Pycroft added: “As the on-field umpires are also responsible for the players’ safety, they expressed concerns about the behaviour of the pitch, and debated after day three if it was appropriate to continue the match. In the end, the umpires made the decision to continue, and the Test reached its natural conclusion on day four. However, there was still excessive variable bounce and seam movement when the Test match ended.”

According to the new ICC regulations, one demerit point is awarded to venues with pitches rated by the match referees as ‘below average’. The sanction rises to three for ‘poor’ and five for ‘unfit’. From a spectator’s point of view, there is more interest in a bowler’s match than five days of cheap runs on a featherbed pitch, but the Wanderers must have been close to unfit. The batsmen took a bruising during this Test, and AB de Villiers will miss the one-day series through a finger injury.

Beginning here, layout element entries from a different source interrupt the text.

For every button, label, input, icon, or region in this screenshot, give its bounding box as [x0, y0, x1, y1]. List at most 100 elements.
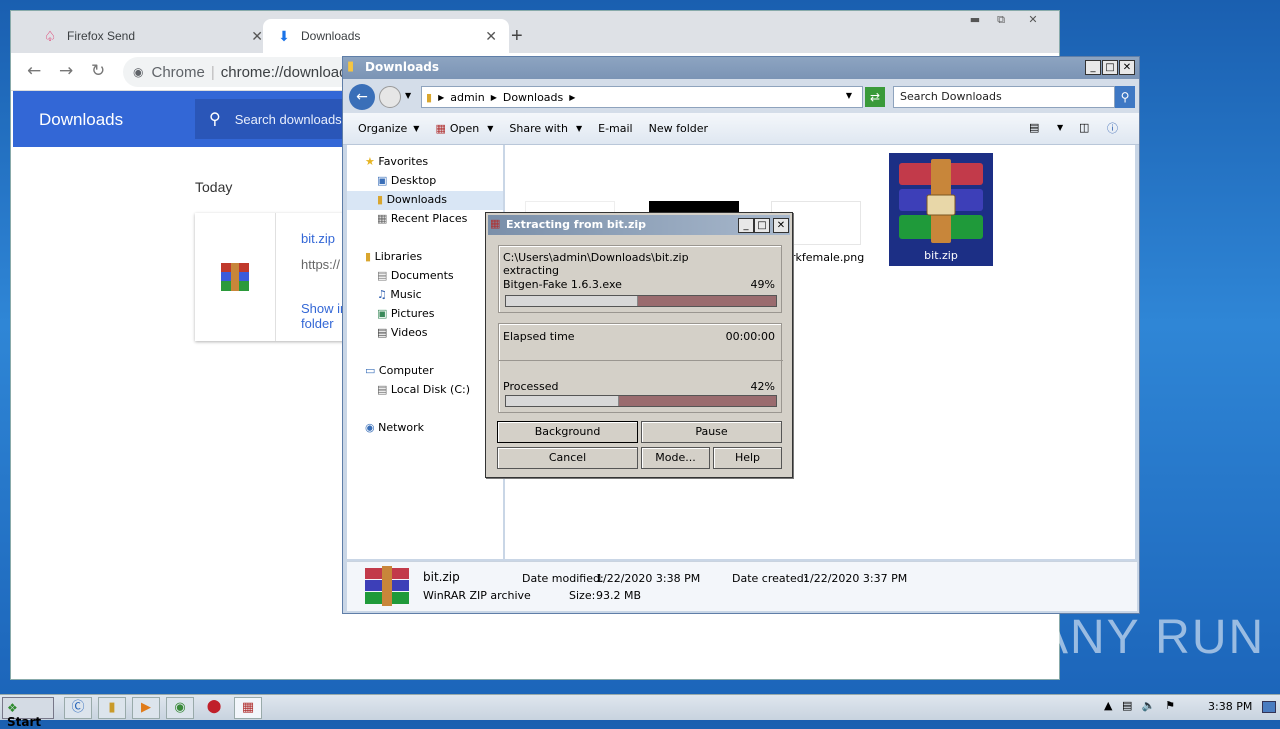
help-button[interactable]: Help	[713, 447, 782, 469]
tree-documents[interactable]: ▤ Documents	[377, 269, 454, 282]
file-progress-bar	[505, 295, 777, 307]
search-icon[interactable]: ⚲	[1115, 86, 1135, 108]
tab-firefox-send[interactable]: ♤ Firefox Send ✕	[29, 19, 275, 53]
maximize-icon[interactable]: □	[754, 218, 770, 233]
file-name: bit.zip	[924, 249, 958, 262]
close-icon[interactable]: ✕	[773, 218, 789, 233]
close-icon[interactable]: ✕	[1119, 60, 1135, 75]
tree-music[interactable]: ♫ Music	[377, 288, 422, 301]
explorer-toolbar: Organize ▼ ▦ Open ▼ Share with ▼ E-mail …	[343, 113, 1139, 145]
anyrun-watermark: ANY RUN	[1036, 611, 1266, 664]
pictures-icon: ▣	[377, 307, 388, 320]
tree-desktop[interactable]: ▣ Desktop	[377, 174, 436, 187]
chevron-down-icon[interactable]: ▼	[1057, 123, 1063, 132]
tree-network[interactable]: ◉ Network	[365, 421, 424, 434]
start-button[interactable]: ❖ Start	[2, 697, 54, 729]
details-pane: bit.zip WinRAR ZIP archive Date modified…	[347, 561, 1137, 611]
view-icon[interactable]: ▤	[1029, 121, 1039, 134]
show-desktop-button[interactable]	[1262, 701, 1276, 713]
cancel-button[interactable]: Cancel	[497, 447, 638, 469]
tree-recent-places[interactable]: ▦ Recent Places	[377, 212, 467, 225]
desktop-icon: ▣	[377, 174, 388, 187]
breadcrumb-downloads[interactable]: Downloads	[503, 91, 563, 104]
open-button[interactable]: Open	[450, 122, 479, 135]
winrar-icon: ▦	[490, 217, 501, 230]
chevron-down-icon[interactable]: ▼	[405, 91, 411, 100]
volume-icon[interactable]: 🔈	[1142, 699, 1156, 712]
pause-button[interactable]: Pause	[641, 421, 782, 443]
opera-icon[interactable]: ⬤	[200, 697, 228, 719]
explorer-title: ▮ Downloads	[343, 57, 1139, 79]
close-tab-icon[interactable]: ✕	[485, 28, 497, 45]
current-file: Bitgen-Fake 1.6.3.exe	[503, 278, 622, 291]
tree-pictures[interactable]: ▣ Pictures	[377, 307, 434, 320]
tree-videos[interactable]: ▤ Videos	[377, 326, 427, 339]
minimize-icon[interactable]: _	[738, 218, 754, 233]
minimize-icon[interactable]: _	[1085, 60, 1101, 75]
close-tab-icon[interactable]: ✕	[251, 28, 263, 45]
file-progress-fill	[506, 296, 639, 306]
new-folder-button[interactable]: New folder	[649, 122, 708, 135]
maximize-icon[interactable]: □	[1102, 60, 1118, 75]
help-icon[interactable]: ⓘ	[1107, 120, 1118, 136]
refresh-icon[interactable]: ⇄	[865, 87, 885, 107]
chevron-down-icon[interactable]: ▼	[846, 91, 852, 100]
back-arrow-icon[interactable]: ←	[27, 61, 41, 81]
minimize-icon[interactable]: ▬	[963, 13, 987, 27]
winrar-taskbar-icon[interactable]: ▦	[234, 697, 262, 719]
file-item-bitzip[interactable]: bit.zip	[889, 153, 993, 266]
network-icon[interactable]: ▤	[1122, 699, 1132, 712]
videos-icon: ▤	[377, 326, 388, 339]
new-tab-button[interactable]: +	[511, 25, 523, 48]
details-type: WinRAR ZIP archive	[423, 589, 531, 602]
reload-icon[interactable]: ↻	[91, 61, 105, 81]
clock[interactable]: 3:38 PM	[1208, 700, 1252, 713]
restore-icon[interactable]: ⧉	[989, 13, 1013, 27]
file-name[interactable]: rkfemale.png	[791, 251, 864, 264]
download-icon: ⬇	[278, 27, 290, 44]
breadcrumb-admin[interactable]: admin	[450, 91, 484, 104]
chrome-icon[interactable]: ◉	[166, 697, 194, 719]
close-window-icon[interactable]: ✕	[1021, 13, 1045, 27]
background-button[interactable]: Background	[497, 421, 638, 443]
tree-local-disk[interactable]: ▤ Local Disk (C:)	[377, 383, 470, 396]
tree-downloads[interactable]: ▮ Downloads	[347, 191, 503, 210]
page-title: Downloads	[39, 110, 124, 129]
chrome-icon: ◉	[133, 65, 144, 79]
email-button[interactable]: E-mail	[598, 122, 633, 135]
windows-logo-icon: ❖	[7, 701, 18, 715]
back-arrow-icon[interactable]: ←	[349, 84, 375, 110]
forward-arrow-icon[interactable]: →	[59, 61, 73, 81]
music-icon: ♫	[377, 288, 387, 301]
show-hidden-icon[interactable]: ▲	[1104, 699, 1112, 712]
file-percent: 49%	[750, 278, 775, 291]
documents-icon: ▤	[377, 269, 388, 282]
folder-icon: ▮	[347, 59, 355, 74]
forward-arrow-icon[interactable]	[379, 86, 401, 108]
tab-downloads[interactable]: ⬇ Downloads ✕	[263, 19, 509, 53]
share-with-button[interactable]: Share with	[509, 122, 568, 135]
winrar-icon	[219, 261, 251, 296]
system-tray: ▲ ▤ 🔈 ⚑	[1104, 699, 1175, 712]
media-player-icon[interactable]: ▶	[132, 697, 160, 719]
network-icon: ◉	[365, 421, 375, 434]
tab-bar: ♤ Firefox Send ✕ ⬇ Downloads ✕ + ▬ ⧉ ✕	[11, 11, 1059, 53]
mode-button[interactable]: Mode...	[641, 447, 710, 469]
explorer-folder-icon[interactable]: ▮	[98, 697, 126, 719]
winrar-icon	[899, 159, 983, 243]
downloads-folder-icon: ▮	[377, 193, 384, 206]
details-modified: 1/22/2020 3:38 PM	[596, 572, 701, 585]
download-filename-link[interactable]: bit.zip	[301, 231, 335, 246]
organize-button[interactable]: Organize	[358, 122, 407, 135]
total-progress-fill	[506, 396, 620, 406]
preview-pane-icon[interactable]: ◫	[1079, 121, 1089, 134]
internet-explorer-icon[interactable]: Ⓒ	[64, 697, 92, 719]
flag-icon[interactable]: ⚑	[1165, 699, 1175, 712]
tree-computer[interactable]: ▭ Computer	[365, 364, 434, 377]
totals-group: Elapsed time 00:00:00 Processed 42%	[498, 323, 783, 413]
search-downloads-field[interactable]: Search Downloads	[893, 86, 1115, 108]
tree-favorites[interactable]: ★ Favorites	[365, 155, 428, 168]
explorer-nav-bar: ← ▼ ▮ ▶ admin ▶ Downloads ▶ ▼ ⇄ Search D…	[343, 79, 1139, 113]
breadcrumb[interactable]: ▮ ▶ admin ▶ Downloads ▶ ▼	[421, 86, 863, 108]
tree-libraries[interactable]: ▮ Libraries	[365, 250, 422, 263]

The scoring was remarkable in the circumstances. A total of 805 runs were chiselled out in almost 296 overs for 40 wickets. Dean Elgar became the first South Africa batsman to carry his bat in both innings for a second time in a Test. South Africa won the series 2-1.

In December the Melbourne Cricket Ground was criticised for a bland drop-in pitch for the Ashes Test against England. This might well have cost them three points if the ICC sanctions had been in place at the time.